Dans ce sens, le Président du Ministère public a émis une circulaire adressée aux procureurs généraux du Roi près les Cours d’appel et aux procureurs du Roi près les tribunaux de première instance, appelant à faire de la conciliation une priorité capitale dans l’implémentation de la politique pénale.

Il s’agit de l’ériger en objectif principal en ce qui concerne la gestion des affaires répressives, en la proposant aux parties ou en répondant favorablement à sa mise en œuvre dès que les motifs légaux pour sa mise en application sont réunis.

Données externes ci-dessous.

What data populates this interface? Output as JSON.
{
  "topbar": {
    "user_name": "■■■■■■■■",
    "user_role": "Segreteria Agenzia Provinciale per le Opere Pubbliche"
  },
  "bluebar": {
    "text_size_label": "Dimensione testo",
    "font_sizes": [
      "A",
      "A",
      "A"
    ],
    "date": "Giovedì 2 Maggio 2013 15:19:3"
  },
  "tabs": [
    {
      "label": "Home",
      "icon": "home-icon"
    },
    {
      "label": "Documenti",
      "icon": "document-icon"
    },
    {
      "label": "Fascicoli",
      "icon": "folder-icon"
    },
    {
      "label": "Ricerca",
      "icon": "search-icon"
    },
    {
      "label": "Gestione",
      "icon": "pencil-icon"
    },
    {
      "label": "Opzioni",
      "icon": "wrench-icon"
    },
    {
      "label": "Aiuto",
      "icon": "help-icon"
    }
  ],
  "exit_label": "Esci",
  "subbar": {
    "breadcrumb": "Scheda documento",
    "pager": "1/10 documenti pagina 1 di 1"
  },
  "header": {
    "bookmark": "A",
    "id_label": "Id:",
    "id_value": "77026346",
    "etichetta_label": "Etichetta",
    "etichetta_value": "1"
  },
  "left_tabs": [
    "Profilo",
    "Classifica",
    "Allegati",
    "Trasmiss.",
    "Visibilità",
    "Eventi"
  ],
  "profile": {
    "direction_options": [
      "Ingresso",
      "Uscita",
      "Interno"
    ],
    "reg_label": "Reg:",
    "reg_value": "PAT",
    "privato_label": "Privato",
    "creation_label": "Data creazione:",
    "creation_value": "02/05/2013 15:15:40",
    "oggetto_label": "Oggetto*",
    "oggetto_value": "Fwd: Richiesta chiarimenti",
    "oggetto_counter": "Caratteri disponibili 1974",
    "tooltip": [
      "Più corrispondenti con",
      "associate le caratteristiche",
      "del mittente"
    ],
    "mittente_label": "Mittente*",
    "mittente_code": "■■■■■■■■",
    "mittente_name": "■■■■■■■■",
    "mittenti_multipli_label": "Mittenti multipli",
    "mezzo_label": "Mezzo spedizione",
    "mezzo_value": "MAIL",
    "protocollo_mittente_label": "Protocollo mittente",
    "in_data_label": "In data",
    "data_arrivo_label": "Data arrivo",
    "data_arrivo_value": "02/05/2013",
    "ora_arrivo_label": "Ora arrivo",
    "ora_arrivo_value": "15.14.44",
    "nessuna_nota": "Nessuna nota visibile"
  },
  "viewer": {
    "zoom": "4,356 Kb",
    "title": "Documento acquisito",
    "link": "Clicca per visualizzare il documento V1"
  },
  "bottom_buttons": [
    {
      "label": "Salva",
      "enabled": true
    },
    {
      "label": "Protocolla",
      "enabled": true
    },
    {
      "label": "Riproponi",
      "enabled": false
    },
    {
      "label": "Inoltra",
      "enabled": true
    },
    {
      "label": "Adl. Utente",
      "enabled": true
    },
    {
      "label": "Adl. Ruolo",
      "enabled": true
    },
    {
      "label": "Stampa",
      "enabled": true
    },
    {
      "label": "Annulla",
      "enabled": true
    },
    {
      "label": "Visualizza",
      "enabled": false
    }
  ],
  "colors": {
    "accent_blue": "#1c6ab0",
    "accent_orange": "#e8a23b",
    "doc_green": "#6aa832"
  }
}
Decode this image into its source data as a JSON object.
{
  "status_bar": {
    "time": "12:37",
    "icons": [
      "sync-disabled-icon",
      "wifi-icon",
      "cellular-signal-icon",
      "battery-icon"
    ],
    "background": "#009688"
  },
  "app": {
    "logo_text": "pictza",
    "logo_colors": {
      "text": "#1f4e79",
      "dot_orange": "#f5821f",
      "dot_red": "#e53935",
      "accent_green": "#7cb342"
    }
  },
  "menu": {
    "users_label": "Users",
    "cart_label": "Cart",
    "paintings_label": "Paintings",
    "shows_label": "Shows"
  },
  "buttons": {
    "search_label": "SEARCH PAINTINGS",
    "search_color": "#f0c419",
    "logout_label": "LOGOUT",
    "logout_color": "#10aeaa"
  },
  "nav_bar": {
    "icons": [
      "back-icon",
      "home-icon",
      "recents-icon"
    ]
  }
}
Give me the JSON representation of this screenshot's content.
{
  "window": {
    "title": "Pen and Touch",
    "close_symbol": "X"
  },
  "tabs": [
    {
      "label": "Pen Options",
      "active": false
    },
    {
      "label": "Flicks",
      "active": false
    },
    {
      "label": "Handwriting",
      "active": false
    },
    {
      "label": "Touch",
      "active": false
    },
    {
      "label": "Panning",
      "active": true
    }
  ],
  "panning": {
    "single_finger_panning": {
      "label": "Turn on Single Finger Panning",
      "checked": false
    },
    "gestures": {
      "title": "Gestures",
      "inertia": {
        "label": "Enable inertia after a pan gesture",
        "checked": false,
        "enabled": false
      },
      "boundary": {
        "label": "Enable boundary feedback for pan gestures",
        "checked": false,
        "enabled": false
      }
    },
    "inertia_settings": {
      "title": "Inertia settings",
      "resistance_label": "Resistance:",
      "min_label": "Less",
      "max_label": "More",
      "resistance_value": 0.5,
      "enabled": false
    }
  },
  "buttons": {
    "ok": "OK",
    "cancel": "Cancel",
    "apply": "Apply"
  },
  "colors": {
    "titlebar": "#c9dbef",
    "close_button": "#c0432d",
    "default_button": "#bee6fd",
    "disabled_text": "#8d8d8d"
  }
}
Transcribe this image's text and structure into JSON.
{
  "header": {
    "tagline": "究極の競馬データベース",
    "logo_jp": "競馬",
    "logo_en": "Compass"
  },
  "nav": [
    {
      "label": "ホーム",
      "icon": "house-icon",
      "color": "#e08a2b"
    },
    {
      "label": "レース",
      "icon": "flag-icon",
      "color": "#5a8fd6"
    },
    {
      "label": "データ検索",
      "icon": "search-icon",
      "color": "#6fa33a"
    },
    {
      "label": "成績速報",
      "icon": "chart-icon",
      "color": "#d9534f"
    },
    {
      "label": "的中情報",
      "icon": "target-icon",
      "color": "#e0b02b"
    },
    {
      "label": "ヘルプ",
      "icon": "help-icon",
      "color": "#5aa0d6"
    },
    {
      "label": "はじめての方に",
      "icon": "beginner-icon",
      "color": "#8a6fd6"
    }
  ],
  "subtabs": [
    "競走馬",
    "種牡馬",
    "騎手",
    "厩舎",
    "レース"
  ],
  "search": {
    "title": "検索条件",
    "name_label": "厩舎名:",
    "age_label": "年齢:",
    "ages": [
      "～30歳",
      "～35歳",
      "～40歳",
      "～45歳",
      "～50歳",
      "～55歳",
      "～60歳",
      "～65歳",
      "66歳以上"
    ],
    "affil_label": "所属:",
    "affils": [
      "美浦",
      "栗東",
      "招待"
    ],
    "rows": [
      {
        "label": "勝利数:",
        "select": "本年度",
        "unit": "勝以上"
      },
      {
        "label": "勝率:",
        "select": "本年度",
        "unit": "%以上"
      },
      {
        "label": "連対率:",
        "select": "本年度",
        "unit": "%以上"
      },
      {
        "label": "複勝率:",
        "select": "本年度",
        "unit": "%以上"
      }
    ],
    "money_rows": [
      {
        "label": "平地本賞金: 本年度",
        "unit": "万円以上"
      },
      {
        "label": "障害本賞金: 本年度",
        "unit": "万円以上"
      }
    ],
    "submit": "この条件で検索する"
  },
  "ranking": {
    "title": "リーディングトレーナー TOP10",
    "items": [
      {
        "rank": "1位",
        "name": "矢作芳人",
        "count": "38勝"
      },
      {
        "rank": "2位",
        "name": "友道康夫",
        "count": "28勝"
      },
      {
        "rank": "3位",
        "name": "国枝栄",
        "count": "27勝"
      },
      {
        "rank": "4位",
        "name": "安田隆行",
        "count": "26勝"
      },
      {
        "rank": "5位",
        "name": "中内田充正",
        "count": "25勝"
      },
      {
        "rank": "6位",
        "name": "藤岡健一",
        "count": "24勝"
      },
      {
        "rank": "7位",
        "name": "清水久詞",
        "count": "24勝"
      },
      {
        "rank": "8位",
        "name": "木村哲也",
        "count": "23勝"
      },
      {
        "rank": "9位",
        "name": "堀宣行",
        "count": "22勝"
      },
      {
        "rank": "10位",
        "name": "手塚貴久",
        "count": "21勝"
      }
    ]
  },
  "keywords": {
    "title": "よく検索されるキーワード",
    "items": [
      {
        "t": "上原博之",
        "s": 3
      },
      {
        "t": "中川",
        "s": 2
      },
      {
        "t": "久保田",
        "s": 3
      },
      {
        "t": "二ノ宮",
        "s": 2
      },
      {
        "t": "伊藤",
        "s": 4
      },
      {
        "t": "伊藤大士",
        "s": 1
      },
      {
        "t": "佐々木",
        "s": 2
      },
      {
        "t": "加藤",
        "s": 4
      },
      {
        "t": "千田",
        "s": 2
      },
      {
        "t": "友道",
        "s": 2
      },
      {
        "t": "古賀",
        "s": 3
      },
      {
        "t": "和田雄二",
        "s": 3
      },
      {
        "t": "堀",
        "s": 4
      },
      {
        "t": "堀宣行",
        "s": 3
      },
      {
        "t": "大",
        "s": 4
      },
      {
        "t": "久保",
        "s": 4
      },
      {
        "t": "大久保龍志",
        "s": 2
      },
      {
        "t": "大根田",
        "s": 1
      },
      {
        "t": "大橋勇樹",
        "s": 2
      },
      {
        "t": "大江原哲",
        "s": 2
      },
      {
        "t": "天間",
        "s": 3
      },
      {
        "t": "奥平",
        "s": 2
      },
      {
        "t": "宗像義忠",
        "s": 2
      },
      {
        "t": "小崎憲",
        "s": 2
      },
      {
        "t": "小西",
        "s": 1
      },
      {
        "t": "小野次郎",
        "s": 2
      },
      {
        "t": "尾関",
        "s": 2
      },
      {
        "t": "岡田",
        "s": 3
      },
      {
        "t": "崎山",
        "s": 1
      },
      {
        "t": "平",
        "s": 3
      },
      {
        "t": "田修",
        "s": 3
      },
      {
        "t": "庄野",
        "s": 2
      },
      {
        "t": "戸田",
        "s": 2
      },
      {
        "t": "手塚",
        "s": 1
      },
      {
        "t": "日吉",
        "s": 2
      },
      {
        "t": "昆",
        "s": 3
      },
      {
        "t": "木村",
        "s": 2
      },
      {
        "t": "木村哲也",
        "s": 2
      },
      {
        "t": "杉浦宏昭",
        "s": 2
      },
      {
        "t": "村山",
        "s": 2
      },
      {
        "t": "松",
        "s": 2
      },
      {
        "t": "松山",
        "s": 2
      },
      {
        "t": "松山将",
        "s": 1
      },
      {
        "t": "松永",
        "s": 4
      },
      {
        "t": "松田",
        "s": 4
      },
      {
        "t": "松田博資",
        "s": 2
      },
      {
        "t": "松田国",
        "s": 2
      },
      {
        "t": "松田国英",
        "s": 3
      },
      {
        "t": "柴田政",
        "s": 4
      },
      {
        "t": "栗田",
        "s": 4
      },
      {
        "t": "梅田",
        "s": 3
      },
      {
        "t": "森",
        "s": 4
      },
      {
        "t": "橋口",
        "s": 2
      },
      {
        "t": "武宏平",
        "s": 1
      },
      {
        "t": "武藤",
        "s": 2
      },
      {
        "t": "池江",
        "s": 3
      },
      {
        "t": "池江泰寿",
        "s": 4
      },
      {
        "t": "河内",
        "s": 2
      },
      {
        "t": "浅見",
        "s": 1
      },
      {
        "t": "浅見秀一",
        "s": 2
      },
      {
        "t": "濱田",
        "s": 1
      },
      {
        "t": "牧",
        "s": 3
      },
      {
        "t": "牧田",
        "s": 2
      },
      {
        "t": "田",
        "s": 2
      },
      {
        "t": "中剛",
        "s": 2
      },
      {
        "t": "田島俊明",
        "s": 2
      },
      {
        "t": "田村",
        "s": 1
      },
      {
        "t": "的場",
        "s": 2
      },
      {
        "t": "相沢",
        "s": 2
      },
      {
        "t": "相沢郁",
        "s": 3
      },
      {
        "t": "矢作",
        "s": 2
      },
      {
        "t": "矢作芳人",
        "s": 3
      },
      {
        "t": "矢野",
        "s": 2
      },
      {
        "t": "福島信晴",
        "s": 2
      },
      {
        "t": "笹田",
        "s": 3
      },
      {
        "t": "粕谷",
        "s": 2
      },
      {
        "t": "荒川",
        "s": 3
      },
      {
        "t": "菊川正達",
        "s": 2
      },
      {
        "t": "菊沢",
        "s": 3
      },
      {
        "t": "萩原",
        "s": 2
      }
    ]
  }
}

Le Président du Ministère public a également préconisé l’octroi de délais suffisants aux médiateurs pour la réussite des tentatives de conciliation, l’objectif étant de garantir les droits de tous et contribuer au renforcement des principes de justice de conciliation.

La circulaire souligne que certains responsables et magistrats du Ministère public ont pris la mesure de l’importance de la conciliation dans la gestion des affaires des citoyens et son rôle central dans la rationalisation de l’action publique devant la justice répressive, permettant une amélioration notable des indicateurs de performance.

Cette amélioration des indicateurs de la mise en œuvre de la procédure de conciliation illustre l’engagement de la plupart des parquets près les tribunaux de première instance à l’activation de cette procédure conformément aux priorités de la politique pénale définies par la Présidence.

À cet égard, les efforts de certains responsables et magistrats méritent d’être salués en raison des résultats distingués réalisés, que ce soit au niveau du nombre de conciliations conclues ou au niveau des montants importants recouvrés au titre de l’amende transactionnelle.

En revanche, la circulaire signale que d’autres parquets enregistrent encore un nombre limité des cas de conciliation par rapport au nombre d’affaires traitées, ce qui exige un redoublement d’efforts, particulièrement à la lumière des nouvelles dispositions législatives à travers lesquelles le législateur a veillé à simplifier les conditions de mise en œuvre de la procédure de conciliation.

Ces nouveautés permettent de dépasser la contrainte matérielle en habilitant le Procureur du Roi à proposer le paiement d’une amende n’excédant pas la moitié du maximum de l’amende prévue par la loi, tout en levant les contraintes procédurales via la suppression de la procédure d’homologation de la conciliation, qui devient ainsi exécutoire dès l’établissement du procès-verbal par le Procureur du Roi ou l’un de ses substituts selon les formalités légalement définies et après exécution des engagements convenus.

Compte tenu de l’importance des orientations contenues dans cette circulaire pour le renforcement de la conciliation répressive, le Président du Ministère public a appelé les Procureurs Généraux du Roi près les cours d’appel et les Procureurs du Roi près les tribunaux de première instance à en diffuser le contenu auprès de leurs substituts, les exhortant à s’y conformer et à veiller à la déclinaison optimale de la volonté du législateur lors de la réorganisation de la procédure de conciliation en vertu des articles 41 et 41-1 du Code de procédure pénale, tout en le saisissant de toute difficulté ou problématique rencontrée lors de son application.